Ini bukan nama caleg apalagi partai, melainkan akronim dari Hari Marketing Indonesia. Kemarin, Menteri Pariwisata dan Ekonomi Kreatif Mari Elka Pangestu meresmikan hari jadinya yang ditetapkan tiap 1 April. Meski merupakan hari yang diharapkan merupakan pembangkit semangat, fakta menunjukkan sebaliknya.
Menurut CEO Frontier Consulting Group Handi Irawan D. sebagai pemrakarasa Hamari, berdasarkan survei terhadap 2.000 merek top di dalam negeri, sebagian besar merek lokal (local brand) mengalami penurunan pangsa pasar setiap tahunnya. Merek lokal di sini pengertiannya adalah merek yang dipasarkan di daerah tertentu saja, bukan secara nasional. Menurut Handi, kebanyakan merek lokal lebih berfokus pada aspek produksi, transaksi, dan merek itu sendiri. Aspek yang diabaikan menurutnya adalah pemasaran yang disebabkan rendahnya kualitas SDM. Pemiliknya sendiri kurang memahami manfaat pemasaran (marketing) dalam mendongkrak produk menjadi lebih bernilai dan bermanfaat.
Di sinilah saya mengamati memang di kalangan Usaha Mikro-Kecil masalah ini seperti “lingkaran setan”. Bak analogi dilematis paradoksal: “Mana lebih dulu, telur atau ayam?” Apakah yang lebih penting menyediakan produk berkualitas atau pemasaran yang bagus lebih dahulu?
Jawaban saya: “Jangan taruh telur di satu keranjang”.
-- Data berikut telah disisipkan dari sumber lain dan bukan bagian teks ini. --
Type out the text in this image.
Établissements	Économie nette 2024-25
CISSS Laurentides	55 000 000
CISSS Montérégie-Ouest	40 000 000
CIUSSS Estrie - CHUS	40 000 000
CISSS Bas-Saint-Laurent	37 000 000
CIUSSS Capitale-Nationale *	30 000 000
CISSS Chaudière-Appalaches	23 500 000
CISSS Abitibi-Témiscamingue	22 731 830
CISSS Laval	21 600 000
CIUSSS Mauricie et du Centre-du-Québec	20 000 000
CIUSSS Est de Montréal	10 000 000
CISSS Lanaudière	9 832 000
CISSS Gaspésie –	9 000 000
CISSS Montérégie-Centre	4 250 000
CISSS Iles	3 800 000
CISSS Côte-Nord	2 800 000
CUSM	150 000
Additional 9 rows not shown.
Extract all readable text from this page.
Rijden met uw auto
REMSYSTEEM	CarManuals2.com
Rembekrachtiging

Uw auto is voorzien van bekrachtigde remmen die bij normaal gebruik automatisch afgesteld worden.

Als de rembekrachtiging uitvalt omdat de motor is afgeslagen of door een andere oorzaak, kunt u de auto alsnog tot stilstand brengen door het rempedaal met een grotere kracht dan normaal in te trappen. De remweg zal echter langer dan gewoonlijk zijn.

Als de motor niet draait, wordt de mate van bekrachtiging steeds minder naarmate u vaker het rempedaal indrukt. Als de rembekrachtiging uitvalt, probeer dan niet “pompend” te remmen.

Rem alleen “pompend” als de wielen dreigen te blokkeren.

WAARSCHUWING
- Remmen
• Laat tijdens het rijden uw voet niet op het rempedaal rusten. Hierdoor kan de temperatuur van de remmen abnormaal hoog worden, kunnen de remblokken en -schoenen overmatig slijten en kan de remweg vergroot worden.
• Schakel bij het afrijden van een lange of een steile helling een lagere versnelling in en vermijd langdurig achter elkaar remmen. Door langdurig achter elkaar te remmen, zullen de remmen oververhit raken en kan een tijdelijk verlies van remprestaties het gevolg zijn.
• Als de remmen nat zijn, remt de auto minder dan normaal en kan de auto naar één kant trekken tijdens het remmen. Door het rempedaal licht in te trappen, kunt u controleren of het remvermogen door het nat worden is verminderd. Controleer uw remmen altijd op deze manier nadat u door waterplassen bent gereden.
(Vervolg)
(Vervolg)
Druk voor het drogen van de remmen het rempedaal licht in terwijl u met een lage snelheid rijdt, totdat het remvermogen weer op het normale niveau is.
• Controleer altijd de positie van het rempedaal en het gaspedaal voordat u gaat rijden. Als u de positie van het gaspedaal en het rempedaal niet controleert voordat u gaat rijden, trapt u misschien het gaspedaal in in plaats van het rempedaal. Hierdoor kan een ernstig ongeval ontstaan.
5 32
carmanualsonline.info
Apa artinya? Kalau kita punya modal, jangan tanamkan di satu tempat. Termasuk pula saat berusaha. Modal termasuk uang, tenaga, pikiran, keahlian dan waktu harus dibagi-bagi. Produk terlalu bagus pasti akan membuat mutu menjadi tinggi, tapi resikonya waktu pembuatan lama dan biaya produksi tinggi. Saran saya, di tahap awal, buatlah produk yang biasa saja, tapi punya nilai pembeda (uniqueness) yang tinggi. Lalu pasarkan di segmen pasar yang sempit dengan target market jelas. STP (Segmentation-Targetting-Positioning)-nya harus clear and distinct. Upaya marketing-nya jangan lebay sehingga mengesankan bullshit.
Saya melihat, inilah kesalahan para pebisnis pemula. Bahasa marketing yang digunakan sangat meniru anjuran para motivator. Iya sih, ATM (Amati-Tiru-Modifikasi), tapi ya nggak segitunya juga. Misalnya, bahasa marketing ala motivator adalah memberikan gimmick (pancingan menarik berupa bonus). Misalnya beli satu dapat tiga. Ini terkesan mudah, tapi kalau tidak hati-hati bisa menggerus modal. Demikian pula memberikan janji berlebihan yang kemudian tidak bisa ditepati akan merusak kepercayaan konsumen.
Padahal, pelayanan pelanggan (customer service) adalah aspek yang sangat penting. Pelanggan di tahap sangat awal seringkali bukan membeli karena “apa yang ditawarkan”, melainkan karena “siapa yang menawarkan”. Kedekatan dengan pemilik seringkali menjadi alasan untuk ‘mencoba’. Tapi ini saja tidak cukup. Karena ini kemudian harus dikonversi menjadi loyal customer (pelanggan setia) yang melakukan repetitive buying (pembelian berulang).
Memang, masih perlu begitu banyak upaya pemberdayaan untuk membuat merek lokal Berjaya di negeri sendiri. Bukan hanya pemerintah, tapi juga perlu uluran tangan perusahaan besar dan pebisnis mapan agar membantu pengusaha di level lebih bawah bisa bertahan. Semoga sinergi positif bisa terjalin dengan adanya “Hamari”.
Data dalam dua paragraf teratas tulisan ini dikutip dari berita berjudul “Merek Lokal Susah Berjaya” di harian Koran Sindo,edisi Rabu, 2 April 2014. p. 16.